Rozdział 64
Gdy obudził się następnego dnia, do jego sypialni wpadały promienie słońca. Lekkie zasłony przy drzwiach francuskich były otwarte, gdy kładł się spać wczoraj wieczorem, a teraz usiadł powoli, niewyraźnie. Zbyt dużo drinków i bardzo późna noc sprawiły, że był niespokojny i w końcu zasnął o świcie.
Rozległy się podniecone dźwięki jego dzieci, a on ciekawie utykał do okien wychodzących na trawnik. Miał gołą klatkę piersiową, miał na sobie bokserki i zdał sobie sprawę, że zaczynał się robić chłód zimy. Wchodząc na balkon, spojrzał w dół na trawniki pod swoimi pokojami na drugim piętrze, roztargnionymi ruchami drapiąc się po owłosionej klatce piersiowej.

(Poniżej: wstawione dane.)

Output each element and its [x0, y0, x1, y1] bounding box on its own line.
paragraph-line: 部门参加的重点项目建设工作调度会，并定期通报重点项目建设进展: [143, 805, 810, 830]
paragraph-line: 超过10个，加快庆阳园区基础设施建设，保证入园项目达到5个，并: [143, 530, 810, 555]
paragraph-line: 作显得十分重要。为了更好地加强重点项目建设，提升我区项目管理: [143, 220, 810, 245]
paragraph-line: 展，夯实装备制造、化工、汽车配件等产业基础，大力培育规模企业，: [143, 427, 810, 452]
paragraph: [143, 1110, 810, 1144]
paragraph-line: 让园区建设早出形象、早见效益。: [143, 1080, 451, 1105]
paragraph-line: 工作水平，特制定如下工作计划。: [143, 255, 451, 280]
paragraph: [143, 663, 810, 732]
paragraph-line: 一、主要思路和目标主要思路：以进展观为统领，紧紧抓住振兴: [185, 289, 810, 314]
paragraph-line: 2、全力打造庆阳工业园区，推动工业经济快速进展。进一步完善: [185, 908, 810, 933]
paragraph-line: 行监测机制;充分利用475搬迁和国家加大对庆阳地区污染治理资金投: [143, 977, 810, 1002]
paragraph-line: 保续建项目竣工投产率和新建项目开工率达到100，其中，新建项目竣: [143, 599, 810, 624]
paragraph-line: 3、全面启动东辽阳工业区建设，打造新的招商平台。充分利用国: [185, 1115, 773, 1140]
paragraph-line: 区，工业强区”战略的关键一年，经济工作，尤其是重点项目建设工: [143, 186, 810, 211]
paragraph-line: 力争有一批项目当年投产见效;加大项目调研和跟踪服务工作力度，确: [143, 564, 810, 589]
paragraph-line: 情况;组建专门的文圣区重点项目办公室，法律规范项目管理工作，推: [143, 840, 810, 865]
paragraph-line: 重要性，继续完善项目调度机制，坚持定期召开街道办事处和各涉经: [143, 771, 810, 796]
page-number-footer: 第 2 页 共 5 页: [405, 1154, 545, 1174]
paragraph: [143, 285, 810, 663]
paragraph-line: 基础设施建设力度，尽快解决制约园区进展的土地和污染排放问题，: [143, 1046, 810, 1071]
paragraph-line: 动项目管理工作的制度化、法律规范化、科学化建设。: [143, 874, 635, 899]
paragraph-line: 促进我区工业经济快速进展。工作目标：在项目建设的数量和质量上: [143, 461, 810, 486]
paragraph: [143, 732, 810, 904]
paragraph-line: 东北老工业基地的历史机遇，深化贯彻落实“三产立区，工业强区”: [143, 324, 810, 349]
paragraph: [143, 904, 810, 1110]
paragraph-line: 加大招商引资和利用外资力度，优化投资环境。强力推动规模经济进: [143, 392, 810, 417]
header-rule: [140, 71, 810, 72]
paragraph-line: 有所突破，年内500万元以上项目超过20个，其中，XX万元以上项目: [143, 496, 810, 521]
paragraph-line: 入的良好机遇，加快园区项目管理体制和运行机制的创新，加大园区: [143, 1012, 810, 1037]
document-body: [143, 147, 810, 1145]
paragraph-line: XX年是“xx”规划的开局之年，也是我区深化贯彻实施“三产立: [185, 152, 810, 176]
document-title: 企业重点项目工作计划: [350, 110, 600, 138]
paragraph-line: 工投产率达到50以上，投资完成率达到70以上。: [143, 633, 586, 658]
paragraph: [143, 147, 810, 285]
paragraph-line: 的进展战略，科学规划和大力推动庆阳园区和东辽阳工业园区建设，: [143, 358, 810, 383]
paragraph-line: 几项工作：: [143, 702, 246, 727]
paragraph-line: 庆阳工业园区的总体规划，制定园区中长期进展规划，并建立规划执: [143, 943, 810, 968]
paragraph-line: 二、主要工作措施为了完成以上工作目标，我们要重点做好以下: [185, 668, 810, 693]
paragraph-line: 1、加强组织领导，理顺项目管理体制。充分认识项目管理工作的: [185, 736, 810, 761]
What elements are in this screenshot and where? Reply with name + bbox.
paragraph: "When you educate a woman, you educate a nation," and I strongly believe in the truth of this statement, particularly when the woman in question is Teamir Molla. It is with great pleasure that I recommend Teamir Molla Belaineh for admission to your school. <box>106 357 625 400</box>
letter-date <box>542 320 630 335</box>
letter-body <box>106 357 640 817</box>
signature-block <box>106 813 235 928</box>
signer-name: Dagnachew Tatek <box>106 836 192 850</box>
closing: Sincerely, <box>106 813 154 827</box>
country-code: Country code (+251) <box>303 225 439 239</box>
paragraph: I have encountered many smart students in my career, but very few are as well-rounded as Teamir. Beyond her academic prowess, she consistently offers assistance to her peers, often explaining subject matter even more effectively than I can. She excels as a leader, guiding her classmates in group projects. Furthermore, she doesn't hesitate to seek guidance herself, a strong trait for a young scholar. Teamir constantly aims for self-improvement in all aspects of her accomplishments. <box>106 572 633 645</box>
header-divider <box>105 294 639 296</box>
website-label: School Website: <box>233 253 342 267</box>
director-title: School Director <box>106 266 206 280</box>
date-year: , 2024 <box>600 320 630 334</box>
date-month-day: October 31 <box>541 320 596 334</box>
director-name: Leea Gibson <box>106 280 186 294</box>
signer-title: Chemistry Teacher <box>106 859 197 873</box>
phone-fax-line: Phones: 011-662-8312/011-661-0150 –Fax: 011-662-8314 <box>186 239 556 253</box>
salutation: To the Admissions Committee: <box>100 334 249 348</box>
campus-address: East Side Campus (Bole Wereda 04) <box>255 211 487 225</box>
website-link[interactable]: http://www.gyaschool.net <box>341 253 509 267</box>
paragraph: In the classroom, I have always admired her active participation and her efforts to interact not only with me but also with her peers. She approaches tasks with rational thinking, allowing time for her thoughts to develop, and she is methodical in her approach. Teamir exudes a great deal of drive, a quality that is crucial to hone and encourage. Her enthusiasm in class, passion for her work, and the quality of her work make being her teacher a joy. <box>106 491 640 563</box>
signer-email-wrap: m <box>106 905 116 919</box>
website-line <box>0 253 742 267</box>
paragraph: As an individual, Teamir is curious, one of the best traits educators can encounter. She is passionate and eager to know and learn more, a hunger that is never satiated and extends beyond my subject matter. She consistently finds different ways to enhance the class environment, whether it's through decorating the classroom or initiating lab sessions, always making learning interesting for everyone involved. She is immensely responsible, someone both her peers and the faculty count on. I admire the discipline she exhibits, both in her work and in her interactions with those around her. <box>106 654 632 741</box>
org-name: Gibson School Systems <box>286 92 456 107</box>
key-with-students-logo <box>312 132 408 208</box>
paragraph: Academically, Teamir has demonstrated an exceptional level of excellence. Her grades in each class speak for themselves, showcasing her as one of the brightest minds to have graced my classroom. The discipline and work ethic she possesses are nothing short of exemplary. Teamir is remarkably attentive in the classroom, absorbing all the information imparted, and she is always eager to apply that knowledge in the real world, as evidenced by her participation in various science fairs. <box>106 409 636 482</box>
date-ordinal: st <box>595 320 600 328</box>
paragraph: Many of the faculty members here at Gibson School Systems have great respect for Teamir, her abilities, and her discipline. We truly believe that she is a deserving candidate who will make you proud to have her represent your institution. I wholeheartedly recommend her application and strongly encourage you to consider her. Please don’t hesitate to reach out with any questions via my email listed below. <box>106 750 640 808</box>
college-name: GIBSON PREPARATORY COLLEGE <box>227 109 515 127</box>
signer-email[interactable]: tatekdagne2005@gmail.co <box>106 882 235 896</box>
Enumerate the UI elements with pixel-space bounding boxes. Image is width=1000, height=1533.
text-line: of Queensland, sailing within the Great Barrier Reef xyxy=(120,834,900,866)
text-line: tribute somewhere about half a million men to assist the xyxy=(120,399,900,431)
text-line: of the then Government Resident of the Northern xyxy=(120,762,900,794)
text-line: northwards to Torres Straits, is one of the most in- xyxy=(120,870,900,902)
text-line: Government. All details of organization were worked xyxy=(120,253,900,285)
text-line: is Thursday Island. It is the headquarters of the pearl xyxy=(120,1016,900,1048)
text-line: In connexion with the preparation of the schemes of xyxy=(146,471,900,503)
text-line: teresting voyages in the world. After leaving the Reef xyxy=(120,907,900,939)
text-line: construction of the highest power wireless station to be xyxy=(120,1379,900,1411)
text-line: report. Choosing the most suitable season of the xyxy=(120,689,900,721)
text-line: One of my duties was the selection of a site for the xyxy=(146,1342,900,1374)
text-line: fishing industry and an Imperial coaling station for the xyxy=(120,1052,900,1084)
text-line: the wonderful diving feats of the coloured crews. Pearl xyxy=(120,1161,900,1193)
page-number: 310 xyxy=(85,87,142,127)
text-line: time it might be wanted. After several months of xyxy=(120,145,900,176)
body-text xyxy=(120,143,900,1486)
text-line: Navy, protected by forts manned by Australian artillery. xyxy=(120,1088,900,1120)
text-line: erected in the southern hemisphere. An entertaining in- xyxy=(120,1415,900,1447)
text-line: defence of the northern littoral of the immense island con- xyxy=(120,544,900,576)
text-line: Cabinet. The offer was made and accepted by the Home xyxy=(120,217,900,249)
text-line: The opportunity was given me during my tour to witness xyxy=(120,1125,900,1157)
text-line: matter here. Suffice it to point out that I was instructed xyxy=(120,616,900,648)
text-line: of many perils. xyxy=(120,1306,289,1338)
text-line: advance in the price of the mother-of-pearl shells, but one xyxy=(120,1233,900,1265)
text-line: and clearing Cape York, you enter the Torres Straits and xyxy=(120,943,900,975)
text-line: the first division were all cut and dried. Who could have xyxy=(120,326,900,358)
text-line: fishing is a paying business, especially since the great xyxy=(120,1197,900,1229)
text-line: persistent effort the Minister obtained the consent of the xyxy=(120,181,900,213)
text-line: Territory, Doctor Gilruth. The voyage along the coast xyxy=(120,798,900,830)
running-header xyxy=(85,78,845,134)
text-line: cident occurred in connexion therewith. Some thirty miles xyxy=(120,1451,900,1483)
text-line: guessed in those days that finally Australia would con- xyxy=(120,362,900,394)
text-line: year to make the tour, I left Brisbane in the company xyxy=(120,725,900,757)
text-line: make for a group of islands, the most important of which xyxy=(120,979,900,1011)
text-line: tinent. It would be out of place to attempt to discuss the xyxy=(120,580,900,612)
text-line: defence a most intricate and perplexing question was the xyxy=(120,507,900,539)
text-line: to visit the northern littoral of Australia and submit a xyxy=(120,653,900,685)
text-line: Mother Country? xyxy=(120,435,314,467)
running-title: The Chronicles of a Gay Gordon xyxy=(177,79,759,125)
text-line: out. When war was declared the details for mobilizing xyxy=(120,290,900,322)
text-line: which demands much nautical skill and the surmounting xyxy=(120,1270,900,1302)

Jego żona i dzieci siedziały na trawie, w miejscu, które Prozerpina prawdopodobnie wyobrażała sobie jako odosobnioną część ogrodu. Nie miała pojęcia, że kiedy wyszedł na taras, miał dobry widok na swoją rodzinę. Ona wykonywała poranne ćwiczenia jogi, a dzieci się wygłupiały. Wszyscy byli w strojach do jogi, ale to giętkość jego żony sprawiła, że skupił się całkowicie na niej, jak uczeń zafascynowany pierwszym widokiem ponętnego ciała kobiety.